5. Implement an antimicrobial stewardship program. Antimicrobial resistance remains a concern for healthcare providers, and the ability to effectively manage this resistance starts with the introduction of an antimicrobial stewardship program. In fact, ASPs in hospitals are a growing trend due to continued growth in resistance and the lack of new antimicrobial agents coming on the market.

Optimization of antimicrobial use is the overriding goal of any ASP. Ultimately, it's about finding the balance between effective use and overuse of antimicrobials — equating to managing proper selection, duration, dose and route of administration.

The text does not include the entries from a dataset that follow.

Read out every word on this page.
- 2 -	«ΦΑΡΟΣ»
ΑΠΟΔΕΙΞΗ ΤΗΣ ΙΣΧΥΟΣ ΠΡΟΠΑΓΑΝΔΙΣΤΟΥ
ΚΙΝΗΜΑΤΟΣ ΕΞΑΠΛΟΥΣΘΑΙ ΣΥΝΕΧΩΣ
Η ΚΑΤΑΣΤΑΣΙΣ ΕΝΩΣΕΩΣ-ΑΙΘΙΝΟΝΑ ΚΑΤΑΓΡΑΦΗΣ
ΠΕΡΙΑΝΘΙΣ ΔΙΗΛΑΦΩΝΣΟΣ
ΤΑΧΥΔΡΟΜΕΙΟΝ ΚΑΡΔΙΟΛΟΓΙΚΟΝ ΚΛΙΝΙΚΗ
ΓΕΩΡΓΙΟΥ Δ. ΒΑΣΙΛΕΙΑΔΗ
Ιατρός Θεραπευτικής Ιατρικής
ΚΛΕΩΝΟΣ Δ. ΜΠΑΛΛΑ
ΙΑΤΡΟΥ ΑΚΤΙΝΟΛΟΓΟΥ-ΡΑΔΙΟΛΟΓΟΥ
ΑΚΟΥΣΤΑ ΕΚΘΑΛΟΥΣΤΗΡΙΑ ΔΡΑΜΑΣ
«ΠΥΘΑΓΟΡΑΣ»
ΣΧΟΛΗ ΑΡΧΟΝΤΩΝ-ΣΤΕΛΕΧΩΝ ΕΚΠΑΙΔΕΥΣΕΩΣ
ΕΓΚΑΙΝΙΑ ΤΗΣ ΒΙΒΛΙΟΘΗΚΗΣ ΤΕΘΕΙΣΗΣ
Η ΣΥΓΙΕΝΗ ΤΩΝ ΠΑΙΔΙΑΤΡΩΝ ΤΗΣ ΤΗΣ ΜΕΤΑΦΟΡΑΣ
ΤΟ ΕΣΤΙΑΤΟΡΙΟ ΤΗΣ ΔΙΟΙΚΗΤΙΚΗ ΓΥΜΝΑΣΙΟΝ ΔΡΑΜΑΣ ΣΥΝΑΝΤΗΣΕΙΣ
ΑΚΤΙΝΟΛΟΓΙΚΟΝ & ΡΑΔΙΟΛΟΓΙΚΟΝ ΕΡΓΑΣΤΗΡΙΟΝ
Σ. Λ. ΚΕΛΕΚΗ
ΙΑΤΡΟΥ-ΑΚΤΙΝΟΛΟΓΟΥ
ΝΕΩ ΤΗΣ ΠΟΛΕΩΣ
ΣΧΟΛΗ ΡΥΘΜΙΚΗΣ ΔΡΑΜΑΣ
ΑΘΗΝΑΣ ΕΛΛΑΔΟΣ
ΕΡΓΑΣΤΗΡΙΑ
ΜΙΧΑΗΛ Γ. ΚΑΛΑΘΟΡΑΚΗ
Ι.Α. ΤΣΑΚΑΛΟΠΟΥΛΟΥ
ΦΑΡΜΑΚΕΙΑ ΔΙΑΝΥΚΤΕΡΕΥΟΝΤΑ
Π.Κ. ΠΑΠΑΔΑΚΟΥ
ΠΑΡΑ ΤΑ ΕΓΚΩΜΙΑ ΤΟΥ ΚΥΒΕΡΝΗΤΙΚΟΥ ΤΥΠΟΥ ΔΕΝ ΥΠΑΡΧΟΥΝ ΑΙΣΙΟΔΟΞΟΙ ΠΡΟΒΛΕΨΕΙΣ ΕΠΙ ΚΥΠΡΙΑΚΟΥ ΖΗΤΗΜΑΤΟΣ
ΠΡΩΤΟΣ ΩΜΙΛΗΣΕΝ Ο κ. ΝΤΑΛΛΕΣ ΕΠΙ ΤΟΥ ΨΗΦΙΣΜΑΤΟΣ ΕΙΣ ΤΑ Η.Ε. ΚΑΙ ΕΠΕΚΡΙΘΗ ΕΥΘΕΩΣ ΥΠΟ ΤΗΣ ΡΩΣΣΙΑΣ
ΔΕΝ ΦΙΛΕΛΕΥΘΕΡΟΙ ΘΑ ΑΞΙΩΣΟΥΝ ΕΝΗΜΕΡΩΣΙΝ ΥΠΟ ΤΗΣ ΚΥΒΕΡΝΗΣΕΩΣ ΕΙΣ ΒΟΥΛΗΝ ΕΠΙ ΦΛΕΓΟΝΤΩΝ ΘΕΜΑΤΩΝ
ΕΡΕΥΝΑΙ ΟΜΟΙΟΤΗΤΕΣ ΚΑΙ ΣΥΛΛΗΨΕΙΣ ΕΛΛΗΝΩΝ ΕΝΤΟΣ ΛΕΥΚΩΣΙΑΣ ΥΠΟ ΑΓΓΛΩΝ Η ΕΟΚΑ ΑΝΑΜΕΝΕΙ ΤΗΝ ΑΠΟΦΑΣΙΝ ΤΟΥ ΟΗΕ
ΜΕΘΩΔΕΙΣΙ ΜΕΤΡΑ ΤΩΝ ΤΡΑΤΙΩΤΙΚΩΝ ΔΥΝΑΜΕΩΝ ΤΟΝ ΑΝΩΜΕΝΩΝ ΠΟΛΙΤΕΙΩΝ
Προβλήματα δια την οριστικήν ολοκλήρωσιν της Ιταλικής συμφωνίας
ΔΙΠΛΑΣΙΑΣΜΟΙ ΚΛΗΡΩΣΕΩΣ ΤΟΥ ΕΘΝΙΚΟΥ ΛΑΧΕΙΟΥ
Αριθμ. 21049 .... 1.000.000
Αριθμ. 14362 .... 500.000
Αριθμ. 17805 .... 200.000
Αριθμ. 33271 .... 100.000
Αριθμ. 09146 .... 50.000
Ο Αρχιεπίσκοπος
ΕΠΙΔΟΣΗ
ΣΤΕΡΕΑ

ASPs have been proven to lower antimicrobial resistance, establishing a solid ROI for healthcare organizations by reducing drug-related adverse events, improving clinical outcomes and shrinking healthcare costs. Consider the results of a 2007 study published in Clinical Infectious Diseases that included the efforts of a large academic medical center to target two antimicrobials. The end-result produced a 37 percent reduction in days of unnecessary therapy. Another initiative within the study that occurred at a medium-sized hospital realized a 22 percent decrease in use of parenteral broad-spectrum antimicrobial use.

6. Deploy rules-based surveillance monitoring to identify less costly interventions. While CDS technology is an important first step to standardizing clinical practices and maximizing drug costs, it is limited in its reach and analysis of patient data. Most CDS tools are not able to consider all the contextual data that exists — such as labs and prior history — to present the most relevant information to professionals involved in patient care.

Patient care is dynamic in nature. Often, daily reports of patient conditions become outdated quickly. Surveillance technology provides rules-based, real-time monitoring that can alert clinicians to immediate opportunities for improved care. Changes to patient care can be made quicker, improving quality and often avoiding unnecessary duplications.  

For example, pharmacist working from a report printed at 8 a.m. may go to address a patient issue only to find out a physician had already taken care of it or ordered something different. Likewise, pharmacists using manual systems would have to print out a list of patients on IV drugs to determine if there is a better intervention, such as an oral medication. With surveillance technology, the system automatically alerts pharmacists to these needs and opportunities, reducing costs and improving patient care.

7. Deploy automated systems for maintaining compliance and patient safety standards. The concept of pharmacy departments doing more with less is particularly challenging under the current regulatory environment as pharmacy managers are faced with recent changes that add costs and complications to operations. Regulations such as USP 797, along with increased expectations with Joint Commission standards, are dramatically impacting how pharmacies manage their day-to-day tasks.

Automated solutions exist that specifically address the needs of USP 797 and can ensure quality expectations are met without active involvement of pharmacy staff. Managers can also consider checklist management systems that help hospitals document and report on compliance and patient safety issues throughout the facility. Specifically, these automated systems can be used to assist pharmacies in meeting Joint Commission standards for storage of medications and to help document patient safety processes taking place before surgeries and other critical events.

Federal initiatives are upping the ante on how pharmacies operate going forward. New regulations are placing a greater burden on staff resources while the need to create cost efficiencies hospital-wide is requiring that pharmacies do more with less.

Hospital executives and pharmacy managers who take proactive steps to meet this challenge head-on through a complementary approach of advanced technology, automation and solid management oversight will be the winners going forward. While changing the way business is done is never easy, the opportunities for creating efficient practices that raise the level of patient care and quality make the effort worthwhile in the end.